歯を抜いたまま治療せずに放っておくと危険

むし歯や歯周病や事故等で歯を失ってしまったときに、前歯は目立つのですぐに歯科医院に駆け込むかもしれません。しかし、奥歯は他人から見えないために「1本くらいなくても大丈夫」「意外と気にならない」などと言って放置してしまう場合があります。

歯は隣の歯と隙間なく互いに押し合うことで全体のバランスを保っています。その中の1本を失うことで全体のバランスが崩れてしまい、気がついたらとんでもない状態になってしまうこともあります。


抜けたスペースに隣の歯が倒れてくる




歯が抜けた場合、隣の歯が空いたスペースをつぶそうとどんどん倒れてきます。それだけではなく、下の歯が抜けた場合は上の噛み合わせの相手方の歯が下りてきてしまいます。ひどい状態になると下の歯ぐきとぶつかるくらいまで落ちてきます。


抜けたスペースに噛み合う相手の歯が伸びてくる




逆に下の歯があって上の歯がなくなった場合も、下の歯がどんどん伸びてきてしまいます。その形のまんま数年間放置した状態で、伸びあがってきたままの相手側の歯を治療した場合は、インプラントにしても入れ歯にしても非常に噛むことが難しくなってしまいます。
そのため放置した歯をそのままにして時間をかけて置いておかない方がいいです。

本来は抜けた歯だけの治療で済んでいたものが、隣の歯が倒れてきたために隣の歯まで治療しなければならなくなります。上の歯が落ちてきているのであれば、上の歯を元の位置に戻すような治療が必要になってきます。

戻す治療というのは具体的には二つしかありません。一つは歯を短く切ってしまうという方法で、中の神経は当然取られてしまいます。
もう一つは矯正治療です。若い方々がされている歯列矯正をすることになります。
インプラント治療をされる方の平均年齢は当院では69歳ですが、60代の方でも必要があれば矯正治療をする場合があります。そして伸びた歯だけを治療するだけでなく、矯正治療をするならどうせなら全部きれいにしましょうということで、矯正をすることできちんとした噛み合わせが出来ます。


歯がないと骨が痩せてしまう


歯がなくなったために噛む力が骨に加わらなくなると、その部分の骨が痩せてきてしまいます。歯があった時にはかなり高さのあった顎骨が、歯が抜けてしまうとどんどん痩せてきて、薄くなってしまいます。

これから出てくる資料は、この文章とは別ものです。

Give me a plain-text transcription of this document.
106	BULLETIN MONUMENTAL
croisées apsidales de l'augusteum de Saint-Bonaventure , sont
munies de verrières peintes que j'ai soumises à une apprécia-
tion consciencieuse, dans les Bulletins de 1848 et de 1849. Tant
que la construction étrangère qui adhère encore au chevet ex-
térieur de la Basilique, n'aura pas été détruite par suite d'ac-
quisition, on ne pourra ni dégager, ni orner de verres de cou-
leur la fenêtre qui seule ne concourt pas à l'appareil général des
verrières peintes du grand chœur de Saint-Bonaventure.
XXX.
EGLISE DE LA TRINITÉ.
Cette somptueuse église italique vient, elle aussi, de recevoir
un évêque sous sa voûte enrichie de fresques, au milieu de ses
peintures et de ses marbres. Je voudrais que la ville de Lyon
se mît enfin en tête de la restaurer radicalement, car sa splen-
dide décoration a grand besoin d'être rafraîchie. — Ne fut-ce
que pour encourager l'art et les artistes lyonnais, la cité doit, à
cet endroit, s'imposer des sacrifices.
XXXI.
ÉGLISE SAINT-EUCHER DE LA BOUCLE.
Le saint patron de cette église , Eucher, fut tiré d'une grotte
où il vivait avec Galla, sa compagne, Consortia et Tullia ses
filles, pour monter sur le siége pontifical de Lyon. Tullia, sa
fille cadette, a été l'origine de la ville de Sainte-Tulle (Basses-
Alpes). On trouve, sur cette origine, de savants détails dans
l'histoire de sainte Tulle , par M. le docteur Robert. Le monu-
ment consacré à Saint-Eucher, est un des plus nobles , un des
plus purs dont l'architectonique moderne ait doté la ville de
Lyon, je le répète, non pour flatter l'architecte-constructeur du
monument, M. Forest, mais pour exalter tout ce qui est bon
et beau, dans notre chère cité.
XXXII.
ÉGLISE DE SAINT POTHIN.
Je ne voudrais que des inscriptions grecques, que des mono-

顎の骨が薄くなると入れ歯が安定しませんし、インプラントも増骨の処置が必要になるために治療期間や費用が多くかかってしまいます。
歯が抜けたまま治療せずに放っておいたために骨が痩せると、いざ治療しようとした時に様々な問題が起こり、治療がより難しくなります。


私たちのインプラント治療のポリシーは「長持ちさせる」ということですので、インプラント治療の前に治すべきところはきちんと治して、全体的に長持ちさせるように考えています。
歯を抜けたままにしているということは、このように後の治療が大変なことになりますので、抜けたままあまり長く置いておかない方が良いです。